I took this recognition with me, applying it to my doctoral studies. As a PhD student in Jurisprudence and Social Policy at UC Berkeley, I interrogate the contemporary plight of noncitizens, employing philosophy as a disciplinary lens. And though law was my object of study, the 2016 presidential election, which elevated an anti-immigrant demagogue to the world’s most powerful political office, gave me a fear that I had not felt since my anagnorisis. With the fear, however, came yet another defining anagnorisis. I have the privilege of being an immigrant labeled “illegal” who is producing scholarship at a world-class institution; I thus have an obligation to expand opportunities for people like me. Damaging narratives concerning immigrants both find their way into and become solidified through law. Thus, my goal of becoming a legal philosopher and law professor hinges on bringing hitherto silenced voices into the debate. I plan to operationalize my advocacy through training a generation of lawyers who are advocates for underserved communities.
To close, my experiences show me America’s distance from its professed ideals, motivating me to make significant contributions in law, epistemology, and public discourse with a PhD from UC Berkeley and a JD from Yale Law. The Yale Law curriculum, which encourages a particularized course of independent study; the Yale Journal of Law & the Humanities, which would give me an opportunity to blend philosophy, law, and migration in my scholarship; and the Yale Law Teaching Series, which will prepare me for a long and productive career in legal academia, will allow me to bridge thought and action from a perspective that attends to critical issues of variegated citizenship.
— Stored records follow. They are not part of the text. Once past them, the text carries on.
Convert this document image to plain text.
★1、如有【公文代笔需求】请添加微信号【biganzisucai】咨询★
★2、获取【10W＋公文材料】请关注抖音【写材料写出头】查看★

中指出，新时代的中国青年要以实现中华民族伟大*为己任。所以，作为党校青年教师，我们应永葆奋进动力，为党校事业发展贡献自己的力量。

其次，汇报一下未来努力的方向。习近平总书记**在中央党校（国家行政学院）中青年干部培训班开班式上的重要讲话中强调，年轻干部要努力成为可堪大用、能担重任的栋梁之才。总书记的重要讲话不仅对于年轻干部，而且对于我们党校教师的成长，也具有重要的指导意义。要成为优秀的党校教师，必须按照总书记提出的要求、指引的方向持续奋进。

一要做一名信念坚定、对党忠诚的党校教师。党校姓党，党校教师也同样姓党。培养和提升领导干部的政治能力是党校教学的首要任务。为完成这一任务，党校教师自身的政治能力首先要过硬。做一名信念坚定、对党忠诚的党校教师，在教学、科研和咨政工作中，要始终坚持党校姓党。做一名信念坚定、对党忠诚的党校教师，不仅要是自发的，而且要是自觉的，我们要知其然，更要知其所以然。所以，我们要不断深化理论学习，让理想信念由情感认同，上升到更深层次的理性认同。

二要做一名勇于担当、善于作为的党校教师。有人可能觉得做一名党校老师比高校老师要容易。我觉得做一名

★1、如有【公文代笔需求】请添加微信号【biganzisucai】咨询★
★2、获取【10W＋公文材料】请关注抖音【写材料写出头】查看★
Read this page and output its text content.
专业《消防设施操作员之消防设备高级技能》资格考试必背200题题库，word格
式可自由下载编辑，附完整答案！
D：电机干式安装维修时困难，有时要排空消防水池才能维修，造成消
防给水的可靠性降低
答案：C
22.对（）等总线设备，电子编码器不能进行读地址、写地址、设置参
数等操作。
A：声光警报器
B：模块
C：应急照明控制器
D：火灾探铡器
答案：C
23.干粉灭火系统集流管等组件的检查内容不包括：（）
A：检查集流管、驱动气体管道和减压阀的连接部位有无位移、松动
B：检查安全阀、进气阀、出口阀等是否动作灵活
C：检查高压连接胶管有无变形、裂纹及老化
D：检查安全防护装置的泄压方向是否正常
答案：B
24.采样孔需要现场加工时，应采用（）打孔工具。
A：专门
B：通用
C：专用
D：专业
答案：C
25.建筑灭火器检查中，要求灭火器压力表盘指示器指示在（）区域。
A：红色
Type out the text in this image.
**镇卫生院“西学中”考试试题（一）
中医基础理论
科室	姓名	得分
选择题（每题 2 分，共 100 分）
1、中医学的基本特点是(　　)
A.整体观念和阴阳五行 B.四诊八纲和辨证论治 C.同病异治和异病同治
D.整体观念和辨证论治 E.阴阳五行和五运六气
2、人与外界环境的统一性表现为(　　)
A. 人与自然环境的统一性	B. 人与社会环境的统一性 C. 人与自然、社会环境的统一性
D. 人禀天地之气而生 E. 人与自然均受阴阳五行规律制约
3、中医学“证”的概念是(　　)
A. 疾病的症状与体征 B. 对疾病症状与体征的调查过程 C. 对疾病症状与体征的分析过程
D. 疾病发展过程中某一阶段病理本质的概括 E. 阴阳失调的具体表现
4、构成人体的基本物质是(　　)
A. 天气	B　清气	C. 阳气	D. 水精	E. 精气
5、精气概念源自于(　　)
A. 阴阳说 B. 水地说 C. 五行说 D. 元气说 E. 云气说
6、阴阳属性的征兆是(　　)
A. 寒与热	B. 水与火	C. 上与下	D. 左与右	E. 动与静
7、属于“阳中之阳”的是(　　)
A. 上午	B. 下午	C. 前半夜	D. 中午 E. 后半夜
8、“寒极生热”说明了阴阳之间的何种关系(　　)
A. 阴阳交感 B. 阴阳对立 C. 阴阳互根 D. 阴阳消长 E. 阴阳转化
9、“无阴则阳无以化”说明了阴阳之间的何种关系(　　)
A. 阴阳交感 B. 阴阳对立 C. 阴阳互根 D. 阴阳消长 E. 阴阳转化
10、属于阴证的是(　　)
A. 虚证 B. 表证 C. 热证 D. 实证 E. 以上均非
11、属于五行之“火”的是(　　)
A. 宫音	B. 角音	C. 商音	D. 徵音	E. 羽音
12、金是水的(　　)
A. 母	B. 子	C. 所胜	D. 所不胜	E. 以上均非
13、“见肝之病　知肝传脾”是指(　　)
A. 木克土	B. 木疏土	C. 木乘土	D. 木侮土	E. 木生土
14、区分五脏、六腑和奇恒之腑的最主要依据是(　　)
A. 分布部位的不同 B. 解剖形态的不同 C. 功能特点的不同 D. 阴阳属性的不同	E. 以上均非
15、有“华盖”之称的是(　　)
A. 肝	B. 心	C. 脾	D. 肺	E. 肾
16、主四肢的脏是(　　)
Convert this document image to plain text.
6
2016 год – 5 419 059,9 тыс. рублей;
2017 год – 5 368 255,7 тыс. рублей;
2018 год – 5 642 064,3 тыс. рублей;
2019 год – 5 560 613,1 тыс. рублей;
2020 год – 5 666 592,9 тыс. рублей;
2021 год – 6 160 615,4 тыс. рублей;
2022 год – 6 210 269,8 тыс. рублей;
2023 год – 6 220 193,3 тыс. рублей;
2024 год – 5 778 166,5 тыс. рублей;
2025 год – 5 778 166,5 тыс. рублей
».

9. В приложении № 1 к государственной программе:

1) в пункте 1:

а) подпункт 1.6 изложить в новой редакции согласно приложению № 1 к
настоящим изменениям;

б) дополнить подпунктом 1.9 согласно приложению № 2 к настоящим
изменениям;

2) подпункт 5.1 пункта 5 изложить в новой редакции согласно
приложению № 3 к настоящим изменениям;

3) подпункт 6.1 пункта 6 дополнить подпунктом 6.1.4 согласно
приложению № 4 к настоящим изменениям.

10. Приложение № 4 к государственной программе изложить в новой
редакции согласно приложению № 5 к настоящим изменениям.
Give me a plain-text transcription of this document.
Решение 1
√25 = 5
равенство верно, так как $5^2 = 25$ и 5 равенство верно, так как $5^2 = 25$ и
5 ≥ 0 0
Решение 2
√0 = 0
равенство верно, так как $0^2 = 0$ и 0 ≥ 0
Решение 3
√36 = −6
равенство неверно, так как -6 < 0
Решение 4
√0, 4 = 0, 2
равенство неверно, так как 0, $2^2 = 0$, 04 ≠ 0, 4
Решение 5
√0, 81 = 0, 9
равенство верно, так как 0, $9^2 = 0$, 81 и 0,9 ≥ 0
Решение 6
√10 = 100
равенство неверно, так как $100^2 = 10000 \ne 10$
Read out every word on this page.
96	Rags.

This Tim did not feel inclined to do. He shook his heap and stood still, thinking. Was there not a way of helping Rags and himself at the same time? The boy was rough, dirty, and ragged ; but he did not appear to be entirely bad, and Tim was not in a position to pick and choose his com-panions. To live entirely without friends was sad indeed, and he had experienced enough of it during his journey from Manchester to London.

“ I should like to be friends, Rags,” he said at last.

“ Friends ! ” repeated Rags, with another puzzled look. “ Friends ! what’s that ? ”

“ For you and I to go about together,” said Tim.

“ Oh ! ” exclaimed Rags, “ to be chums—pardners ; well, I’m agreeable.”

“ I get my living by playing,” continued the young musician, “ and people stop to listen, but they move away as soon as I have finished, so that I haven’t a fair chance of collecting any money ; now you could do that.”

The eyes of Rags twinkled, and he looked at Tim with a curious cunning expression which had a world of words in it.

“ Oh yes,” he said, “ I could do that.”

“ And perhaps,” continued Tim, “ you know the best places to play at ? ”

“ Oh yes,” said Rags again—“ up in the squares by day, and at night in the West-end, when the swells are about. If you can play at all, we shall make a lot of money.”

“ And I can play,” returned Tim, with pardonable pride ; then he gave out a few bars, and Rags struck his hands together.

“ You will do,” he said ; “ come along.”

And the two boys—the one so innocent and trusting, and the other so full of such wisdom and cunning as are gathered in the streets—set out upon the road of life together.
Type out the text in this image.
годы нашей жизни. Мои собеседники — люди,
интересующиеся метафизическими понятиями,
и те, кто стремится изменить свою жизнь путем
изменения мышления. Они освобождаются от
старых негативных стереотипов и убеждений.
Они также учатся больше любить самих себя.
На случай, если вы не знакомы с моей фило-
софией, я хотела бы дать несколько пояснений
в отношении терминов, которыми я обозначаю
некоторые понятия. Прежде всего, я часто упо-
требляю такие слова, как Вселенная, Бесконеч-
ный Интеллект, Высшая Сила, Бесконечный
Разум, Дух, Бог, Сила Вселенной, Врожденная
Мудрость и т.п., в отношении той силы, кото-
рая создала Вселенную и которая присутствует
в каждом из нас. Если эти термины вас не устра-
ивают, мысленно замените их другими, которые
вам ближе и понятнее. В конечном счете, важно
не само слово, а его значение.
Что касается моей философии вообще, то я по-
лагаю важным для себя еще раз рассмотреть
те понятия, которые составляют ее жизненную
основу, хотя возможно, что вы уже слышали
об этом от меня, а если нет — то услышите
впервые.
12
More importantly, such a perspective will facilitate important contributions to how students, academics, and immigrant communities interrogate legal institutions, providing each their own anagnorisis.
- [+] Spoiler
- When we talk about the 12 million people without status in the US, our language is key. Depending on who is talking, we are either “illegal” or “undocumented.”
“Illegal”, though dehumanizing, is accurate. Though I believe that no human being ought to be illegal, the law can and does refer to us as “illegal aliens”. This usage is important because the terms embedded within law allow the public to conflate what is legal with what is right.
“Undocumented,” however, suggests that lacking status is not a choice, but rather an effect of escaping poverty, violence, or lack of opportunity. However, while “undocumented”’ succeeds in humanizing us, it fails to describe what we deal with daily. Undocumented immigrants in fact have documents: diplomas, medical records, certifications. “Papers” are clearly not the problem.
And even if we get status, what then? As the Black Lives Matter movement makes clear, formal citizenship means nothing if some are systemically oppressed, prevented from enjoying their rights.
Thus, I argue that, when discussing those without status, the term “illegalized” is preferable to “illegal” and “undocumented”, because it captures the ongoing, dynamic processes by which legal institutions marginalize people based on their social identities, denying them due recognition under the law.
“Illegalization” as a lens is important because while the terms we use must recognize our humanity, those terms—and the analytical frameworks motivating them—must also interrogate the world in which we live. Combating illegalization is an international, intersectional, and interdisciplinary mission we all must undertake.